Peter Cushing, Eunice Gayson, Francis Matthews, Michael Gwynn…

INFOS

Long métrage britannique
Genre : horreur
Titre original : The Revenge of Frankenstein
Année de production : 1958

Sorti en 1957, Frankenstein s’est échappé fut un succès et marqua le début du renouveau des grandes figures de l’horreur sous la bannière de la Hammer Films. Le patron du studio James Carreras partit alors en Amérique pour négocier le financement et les droits de distribution de la suite avec juste une affiche sous le bras. Comme souvent dans ces cas-là, le scénario n’était pas encore écrit et l’auteur principal de la maison de tous les cauchemars, Jimmy Sangster, n’avait plus qu’environ six semaines pour le finaliser avant le début du tournage. Les productions s’enchaînaient et Terence Fisher a réalisé Le Cauchemar de Dracula et La Revanche de Frankenstein à la suite (les deux films sont sortis respectivement en mai et août 1958 en Angleterre).

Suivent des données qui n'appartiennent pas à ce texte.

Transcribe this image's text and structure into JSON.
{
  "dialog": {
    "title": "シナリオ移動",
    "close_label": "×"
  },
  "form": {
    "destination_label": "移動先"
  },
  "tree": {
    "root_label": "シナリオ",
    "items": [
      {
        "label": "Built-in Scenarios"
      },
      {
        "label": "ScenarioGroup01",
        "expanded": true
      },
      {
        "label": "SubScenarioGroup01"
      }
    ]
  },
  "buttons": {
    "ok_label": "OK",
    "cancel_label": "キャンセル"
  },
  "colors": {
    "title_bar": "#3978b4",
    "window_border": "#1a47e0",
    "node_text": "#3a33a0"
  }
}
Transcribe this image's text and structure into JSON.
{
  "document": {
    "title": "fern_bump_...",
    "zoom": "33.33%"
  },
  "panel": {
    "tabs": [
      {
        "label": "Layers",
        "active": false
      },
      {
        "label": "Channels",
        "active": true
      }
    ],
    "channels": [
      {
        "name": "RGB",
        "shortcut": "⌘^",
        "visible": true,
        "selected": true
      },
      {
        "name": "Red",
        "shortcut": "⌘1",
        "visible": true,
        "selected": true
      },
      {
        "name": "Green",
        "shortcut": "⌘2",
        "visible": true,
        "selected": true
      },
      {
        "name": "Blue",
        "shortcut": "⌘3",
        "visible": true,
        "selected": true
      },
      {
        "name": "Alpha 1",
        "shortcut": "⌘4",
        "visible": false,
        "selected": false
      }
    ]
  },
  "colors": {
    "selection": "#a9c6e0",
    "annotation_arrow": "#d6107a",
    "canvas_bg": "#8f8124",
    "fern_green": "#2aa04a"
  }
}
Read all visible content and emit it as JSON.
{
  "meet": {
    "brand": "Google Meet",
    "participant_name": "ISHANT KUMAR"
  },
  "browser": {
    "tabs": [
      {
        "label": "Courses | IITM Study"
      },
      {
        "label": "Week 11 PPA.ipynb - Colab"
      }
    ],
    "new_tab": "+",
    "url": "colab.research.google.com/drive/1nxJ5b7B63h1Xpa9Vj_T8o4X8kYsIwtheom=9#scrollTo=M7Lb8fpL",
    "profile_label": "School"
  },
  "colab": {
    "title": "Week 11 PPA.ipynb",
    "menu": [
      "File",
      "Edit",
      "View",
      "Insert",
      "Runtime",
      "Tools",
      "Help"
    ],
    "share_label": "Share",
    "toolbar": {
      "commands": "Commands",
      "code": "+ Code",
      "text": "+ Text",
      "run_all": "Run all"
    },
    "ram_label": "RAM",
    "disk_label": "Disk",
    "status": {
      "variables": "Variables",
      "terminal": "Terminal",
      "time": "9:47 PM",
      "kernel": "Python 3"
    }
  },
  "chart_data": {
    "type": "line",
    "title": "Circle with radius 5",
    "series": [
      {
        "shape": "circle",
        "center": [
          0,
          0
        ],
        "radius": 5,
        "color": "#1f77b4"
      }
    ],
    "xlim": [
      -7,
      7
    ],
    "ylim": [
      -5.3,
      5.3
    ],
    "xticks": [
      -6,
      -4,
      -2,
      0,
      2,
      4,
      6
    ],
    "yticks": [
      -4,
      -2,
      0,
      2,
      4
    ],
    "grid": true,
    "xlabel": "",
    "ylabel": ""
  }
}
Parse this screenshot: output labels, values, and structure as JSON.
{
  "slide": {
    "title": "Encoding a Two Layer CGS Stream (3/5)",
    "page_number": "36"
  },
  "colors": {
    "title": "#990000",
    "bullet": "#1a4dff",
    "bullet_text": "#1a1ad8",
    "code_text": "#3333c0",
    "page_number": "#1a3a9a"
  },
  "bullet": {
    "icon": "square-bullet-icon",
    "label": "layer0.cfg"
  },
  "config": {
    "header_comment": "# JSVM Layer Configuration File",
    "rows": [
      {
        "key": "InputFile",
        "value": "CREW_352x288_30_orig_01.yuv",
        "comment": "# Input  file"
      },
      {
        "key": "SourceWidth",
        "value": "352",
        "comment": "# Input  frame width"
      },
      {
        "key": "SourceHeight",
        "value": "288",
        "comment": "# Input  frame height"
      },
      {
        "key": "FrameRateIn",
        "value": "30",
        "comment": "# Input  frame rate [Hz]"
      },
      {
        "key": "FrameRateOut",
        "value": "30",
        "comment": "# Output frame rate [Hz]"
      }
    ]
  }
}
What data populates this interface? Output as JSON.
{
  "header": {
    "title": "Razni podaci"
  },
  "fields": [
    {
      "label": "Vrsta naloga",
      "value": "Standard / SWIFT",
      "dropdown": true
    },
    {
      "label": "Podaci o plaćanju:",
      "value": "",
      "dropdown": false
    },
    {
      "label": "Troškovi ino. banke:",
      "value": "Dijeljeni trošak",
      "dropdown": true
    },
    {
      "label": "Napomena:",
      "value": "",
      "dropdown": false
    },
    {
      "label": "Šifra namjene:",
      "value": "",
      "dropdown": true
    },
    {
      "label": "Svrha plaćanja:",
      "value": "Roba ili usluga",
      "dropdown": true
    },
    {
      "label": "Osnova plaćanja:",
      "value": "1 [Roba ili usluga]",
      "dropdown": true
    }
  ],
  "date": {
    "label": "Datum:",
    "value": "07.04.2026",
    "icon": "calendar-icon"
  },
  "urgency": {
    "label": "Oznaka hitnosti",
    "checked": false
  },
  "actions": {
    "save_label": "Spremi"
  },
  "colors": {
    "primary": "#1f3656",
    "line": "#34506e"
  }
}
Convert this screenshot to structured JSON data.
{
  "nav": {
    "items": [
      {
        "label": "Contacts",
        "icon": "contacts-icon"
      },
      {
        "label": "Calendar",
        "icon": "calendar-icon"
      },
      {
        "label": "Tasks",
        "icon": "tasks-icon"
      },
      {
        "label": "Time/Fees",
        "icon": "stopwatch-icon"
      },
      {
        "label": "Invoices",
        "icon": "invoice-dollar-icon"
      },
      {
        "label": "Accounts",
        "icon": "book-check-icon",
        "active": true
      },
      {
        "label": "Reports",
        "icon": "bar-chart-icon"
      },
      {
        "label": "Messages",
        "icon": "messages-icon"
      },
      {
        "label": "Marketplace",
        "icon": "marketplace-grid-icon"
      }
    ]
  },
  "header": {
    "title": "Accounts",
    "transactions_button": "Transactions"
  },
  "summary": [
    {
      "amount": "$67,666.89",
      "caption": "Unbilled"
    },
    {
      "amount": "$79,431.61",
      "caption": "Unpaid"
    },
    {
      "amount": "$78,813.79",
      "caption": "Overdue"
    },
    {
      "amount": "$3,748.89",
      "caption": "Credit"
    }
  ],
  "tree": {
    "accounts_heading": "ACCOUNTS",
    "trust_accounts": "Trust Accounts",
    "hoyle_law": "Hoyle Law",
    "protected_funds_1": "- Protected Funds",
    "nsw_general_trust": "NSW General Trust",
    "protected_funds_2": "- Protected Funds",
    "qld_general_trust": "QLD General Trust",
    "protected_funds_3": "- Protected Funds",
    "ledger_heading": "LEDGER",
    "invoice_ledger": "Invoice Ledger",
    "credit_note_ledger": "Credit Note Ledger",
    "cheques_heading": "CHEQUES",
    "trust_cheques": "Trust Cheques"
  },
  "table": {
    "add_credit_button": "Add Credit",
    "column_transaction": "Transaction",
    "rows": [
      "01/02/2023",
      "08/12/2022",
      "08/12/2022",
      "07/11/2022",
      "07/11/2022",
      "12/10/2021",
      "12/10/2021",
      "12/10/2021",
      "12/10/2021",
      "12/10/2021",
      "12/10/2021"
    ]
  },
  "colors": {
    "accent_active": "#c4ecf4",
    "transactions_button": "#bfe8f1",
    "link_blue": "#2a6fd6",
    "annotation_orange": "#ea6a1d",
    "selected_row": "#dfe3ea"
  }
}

Le seul « petit problème » est que le baron Frankenstein avait été envoyé à l’échafaud à la fin de Frankenstein s’est échappé. Jimmy Sangster a donc eu recours à une petite astuce pour que Frankenstein échappe à la guillotine, ce qui prend cinq minutes d’un court prologue avant un saut dans le temps de trois ans. Sous un faux nom (Victor Stein…oui, il ne s’est pas foulé sur ce coup-là), le baron exerce la médecine, en soignant aussi bien la haute bourgeoisie que les miséreux. Son affaire marche d’ailleurs tellement bien qu’elle provoque la jalousie des membres du conseil médical…

Cela avait été établi dès le premier volet : dans les Frankenstein de la Hammer, le véritable monstre est le baron. Il se fait ici plus insidieux, moins colérique que précédemment. Respectable en société (même si quelques scènes bien placées montrent bien à quel point ses contemporains l’ennuient)…mais la façon dont il traite les nécessiteux de sa clinique de fortune montre bien qu’il ne laissera jamais une petite chose telle que l’éthique se mettre en travers de ses projets. Peter Cushing incarne une nouvelle fois avec brio ce personnage aux multiples facettes, avec même un peu plus de subtilité que dans le long métrage de 1957.

Il n’y a pas vraiment de créature dans La Revanche de Frankenstein. Le baron a cette fois-ci créé un corps parfait, à l’opposé du patchwork défiguré campé par Christopher Lee. Et il y place le cerveau de Karl, son assistant au corps déformé depuis l’enfance. Karl est volontaire et la transplantation se passe bien. Mais après quelques jours, des effets secondaires commencent à se manifester. Le destin de Karl renforce son caractère tragique et la charge dramatique du récit.

Toutes ces nuances font de La Revanche de Frankenstein l’une des entrées les plus intéressantes du cycle Frankenstein de la Hammer. Terence Fisher sait faire monter les enjeux, menant à un dernier acte palpitant et une dernière scène qui ne manque pas de saveur car elle boucle en quelque sorte la boucle et s’inscrit pleinement dans le développement du personnage du baron initié par Jimmy Sangster un an auparavant.

Frankenstein s’est échappé et La Revanche de Frankenstein peuvent donc se voir comme un diptyque à part. Car le film a cette fois-ci été boudé par le public (peut-être à cause de l’absence d’une créature monstrueuse) et la Hammer a attendu 1964 pour relancer la série avec L’Empreinte de Frankenstein de Freddie Francis, toujours avec Peter Cushing mais sans souci de respecter une certaine continuité.